Evaluating Face Recognition Software’s Accuracy for Flight Boarding

This latest test concerns a specific application of one-to-many matching in airport transit settings, where travelers’ faces are matched against a database of individuals who are all expected to be present. In this scenario, only a few hundred passengers board a given flight. However, NIST also looked at whether the technology could be viable elsewhere in the airport, specifically in the security line where perhaps 100 times more people might be expected during a certain time window. (The database was built from images used in previous FRVT studies, but the subjects were not wearing face masks.)

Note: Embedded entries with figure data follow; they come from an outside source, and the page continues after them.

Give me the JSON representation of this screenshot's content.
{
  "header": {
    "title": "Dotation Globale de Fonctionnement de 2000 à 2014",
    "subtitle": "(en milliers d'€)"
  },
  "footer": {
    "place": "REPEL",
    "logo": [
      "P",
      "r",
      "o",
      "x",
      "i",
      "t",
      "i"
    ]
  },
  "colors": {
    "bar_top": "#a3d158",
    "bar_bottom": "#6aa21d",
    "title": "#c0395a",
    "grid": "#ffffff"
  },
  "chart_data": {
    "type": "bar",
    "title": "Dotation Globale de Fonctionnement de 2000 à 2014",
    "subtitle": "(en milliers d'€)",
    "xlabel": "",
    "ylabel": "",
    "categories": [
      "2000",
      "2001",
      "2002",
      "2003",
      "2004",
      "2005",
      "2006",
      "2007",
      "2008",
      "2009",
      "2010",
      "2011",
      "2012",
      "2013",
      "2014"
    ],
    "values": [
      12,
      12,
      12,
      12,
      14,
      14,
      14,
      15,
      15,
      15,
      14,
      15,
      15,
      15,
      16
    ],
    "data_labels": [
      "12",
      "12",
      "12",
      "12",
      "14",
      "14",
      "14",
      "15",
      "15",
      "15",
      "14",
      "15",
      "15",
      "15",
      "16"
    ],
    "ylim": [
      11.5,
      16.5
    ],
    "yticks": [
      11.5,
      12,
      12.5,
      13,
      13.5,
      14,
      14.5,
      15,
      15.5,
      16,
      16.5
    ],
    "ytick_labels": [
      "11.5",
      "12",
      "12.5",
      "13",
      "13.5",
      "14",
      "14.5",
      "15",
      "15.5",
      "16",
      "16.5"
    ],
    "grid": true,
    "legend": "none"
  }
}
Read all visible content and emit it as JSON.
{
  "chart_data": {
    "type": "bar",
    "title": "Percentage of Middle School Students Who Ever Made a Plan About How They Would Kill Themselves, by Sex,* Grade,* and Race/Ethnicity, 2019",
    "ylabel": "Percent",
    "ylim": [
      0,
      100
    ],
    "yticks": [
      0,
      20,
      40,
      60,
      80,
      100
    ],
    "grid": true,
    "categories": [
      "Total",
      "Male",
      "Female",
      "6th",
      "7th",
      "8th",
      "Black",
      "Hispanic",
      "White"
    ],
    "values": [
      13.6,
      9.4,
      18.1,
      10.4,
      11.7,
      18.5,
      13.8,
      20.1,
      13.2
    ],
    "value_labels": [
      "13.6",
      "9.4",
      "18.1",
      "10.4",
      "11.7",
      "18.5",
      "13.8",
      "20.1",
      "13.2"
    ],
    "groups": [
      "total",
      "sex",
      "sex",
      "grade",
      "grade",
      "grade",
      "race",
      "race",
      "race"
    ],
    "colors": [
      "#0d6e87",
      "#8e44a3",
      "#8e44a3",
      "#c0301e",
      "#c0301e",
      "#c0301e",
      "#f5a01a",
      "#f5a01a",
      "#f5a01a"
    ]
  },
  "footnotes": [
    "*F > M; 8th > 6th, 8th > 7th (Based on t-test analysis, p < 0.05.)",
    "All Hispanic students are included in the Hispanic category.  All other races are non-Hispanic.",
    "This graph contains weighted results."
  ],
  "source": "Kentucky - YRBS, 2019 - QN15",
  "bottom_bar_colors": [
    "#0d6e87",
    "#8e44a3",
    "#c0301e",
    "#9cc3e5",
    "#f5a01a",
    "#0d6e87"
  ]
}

As with previous studies, the team used software that developers voluntarily submitted to NIST for evaluation. This time, the team only looked at software that was designed to perform the one-to-many matching task, evaluating a total of 29 algorithms.

Among the report’s findings are: 

·  The seven top-performing algorithms can successfully identify at least 99.5% of passengers the first time around if the database contains one image of a passenger. If the database contains a single image of each individual, the study shows that for as many as 428 of 567 simulated flight boarding processes, with each flight carrying 420 passengers, the most accurate FR algorithm can identify passengers for boarding without any false negatives (meaning the software fails to match two images of the same person). Stated in terms of error rates, this corresponds to at least 99.87% of travelers being able to board successfully after presenting themselves one time to the camera. Six additional algorithms give better than 99.5% accuracy.

·  Performance improves dramatically if the database contains multiple images of a passenger. The database gallery can contain more than one image of a single passenger. When an average of six prior images of a passenger are in the gallery, then all algorithms realize large gains: The most accurate algorithm will check the identities of passengers on 545 of 567 flights without any errors, and at least 18 developers’ algorithms are effective at identifying more than 99.5% of travelers accurately with a single presentation to the camera.

·  Demographic differences in the dataset have little effect. The team explored differences in performance on male versus female subjects and also across national origin, which were the two identifiers the photos included. National origin can, but does not always, reflect racial background. Algorithms performed with high accuracy across all these variations. False negatives, though slightly more common for women, were rare in all cases. 

Grother said that the study does not address an important factor: the sort of camera that an FR system uses. Because airport environments differ, and because the cameras themselves operate in different ways, the report offers some guidance for tests that an airline or immigration authority could run to complement the NIST test results. Such tests would provide accuracy estimates that reflect the actual equipment and environment where it is used. 

“We do not focus on cameras, which are an influential variable,” he said. “We recommend that officials conduct the other tests we outline so as to refine their operations.”